Furthermore, rural poverty rates continue to surpass those of metro areas, and the correlation between income level and college completion is well documented. Contrary to popular generalizations of rural communities, many towns, particularly in the South and Southwest, have high populations of low-income, minority residents. Much like their urban peers, they face difficulty finding quality educational facilities and staff, transportation, nutritious food, and cultural centers and experiences.

Despite all this, rural areas and the rural perspective are frequently left out of national higher-education conversations. That must change. Given the role large national and regional foundations play in setting the higher-education agenda, we hope that they will reserve a "rural seat" at the table and that all educational policy makers will seek rural input.

We acknowledge that rural areas are diverse and that defining "rural" can be difficult, but this should not keep rural voices from contributing to the general higher-education policy debate, including on the crucial goals of access and completion. The issue we raise here is not merely about rural areas receiving grants for particular projects—it's about rural communities needing the same type of holistic, sustained support that is being developed and delivered for urban areas.

Educators and policy makers who primarily serve rural students and their families, from pre-kindergarten through college, must bring the challenges of rural education not to the forefront, but to equilibrium with other geographic interests.

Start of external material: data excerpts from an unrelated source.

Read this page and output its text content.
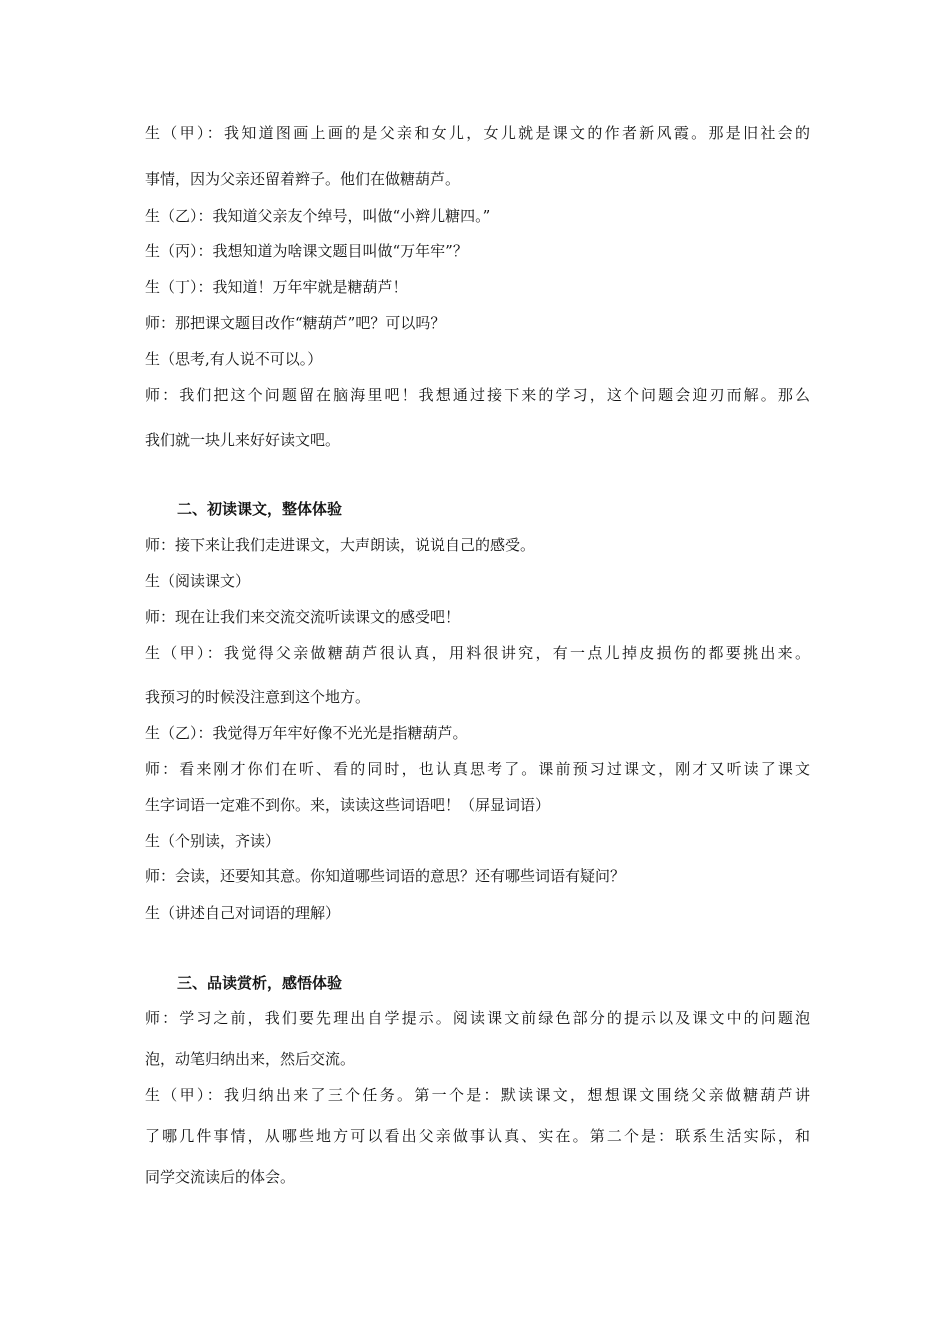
生（甲）：我知道图画上画的是父亲和女儿，女儿就是课文的作者新风霞。那是旧社会的
事情，因为父亲还留着辫子。他们在做糖葫芦。
生（乙）：我知道父亲友个绰号，叫做“小辫儿糖四。”
生（丙）：我想知道为啥课文题目叫做“万年牢”？
生（丁）：我知道！万年牢就是糖葫芦！
师：那把课文题目改作“糖葫芦”吧？可以吗？
生（思考,有人说不可以。）
师：我们把这个问题留在脑海里吧！我想通过接下来的学习，这个问题会迎刃而解。那么
我们就一块儿来好好读文吧。
二、初读课文，整体体验
师：接下来让我们走进课文，大声朗读，说说自己的感受。
生（阅读课文）
师：现在让我们来交流交流听读课文的感受吧！
生（甲）：我觉得父亲做糖葫芦很认真，用料很讲究，有一点儿掉皮损伤的都要挑出来。
我预习的时候没注意到这个地方。
生（乙）：我觉得万年牢好像不光光是指糖葫芦。
师：看来刚才你们在听、看的同时，也认真思考了。课前预习过课文，刚才又听读了课文
生字词语一定难不到你。来，读读这些词语吧！（屏显词语）
生（个别读，齐读）
师：会读，还要知其意。你知道哪些词语的意思？还有哪些词语有疑问？
生（讲述自己对词语的理解）
三、品读赏析，感悟体验
师：学习之前，我们要先理出自学提示。阅读课文前绿色部分的提示以及课文中的问题泡
泡，动笔归纳出来，然后交流。
生（甲）：我归纳出来了三个任务。第一个是：默读课文，想想课文围绕父亲做糖葫芦讲
了哪几件事情，从哪些地方可以看出父亲做事认真、实在。第二个是：联系生活实际，和
同学交流读后的体会。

Here are some ideas worth pursuing to achieve that goal:

  • Expand research support to better understand how to deliver equitable primary and secondary education to rural students and encourage postsecondary access and success.
  • Put more experts and leaders who have backgrounds in rural education and community development in positions of authority at regional and national foundations and government agencies with educational oversight.
  • Create a national support network for postsecondary institutions, with membership based upon the percentage of rural students an institution serves. Such a network could share best practices for promoting rural-student postsecondary access and success, encourage the establishment of economic-development relationships and of academic and career pathways that would enable students to return to their home communities, and serve as a united voice for rural students and institutions to influence education policy. Two-year institutions are already represented by the Rural Community College Alliance, but no four-year college equivalent exists that we are aware of.
  • Strengthen relationships between local high schools and colleges, allowing for a smoother matriculation process to local academic or technical programs.

If rural areas and rural-serving institutions are not included in the national drive toward greater academic success and college completion, then we are not only failing a significant segment of our student population, we are forgoing opportunities to ensure academic equity and meet national postsecondary goals.

Sarah Beasley is director of statewide academic initiatives and Neal Holly is a research and policy analyst, both at the West Virginia Higher Education Policy Commission.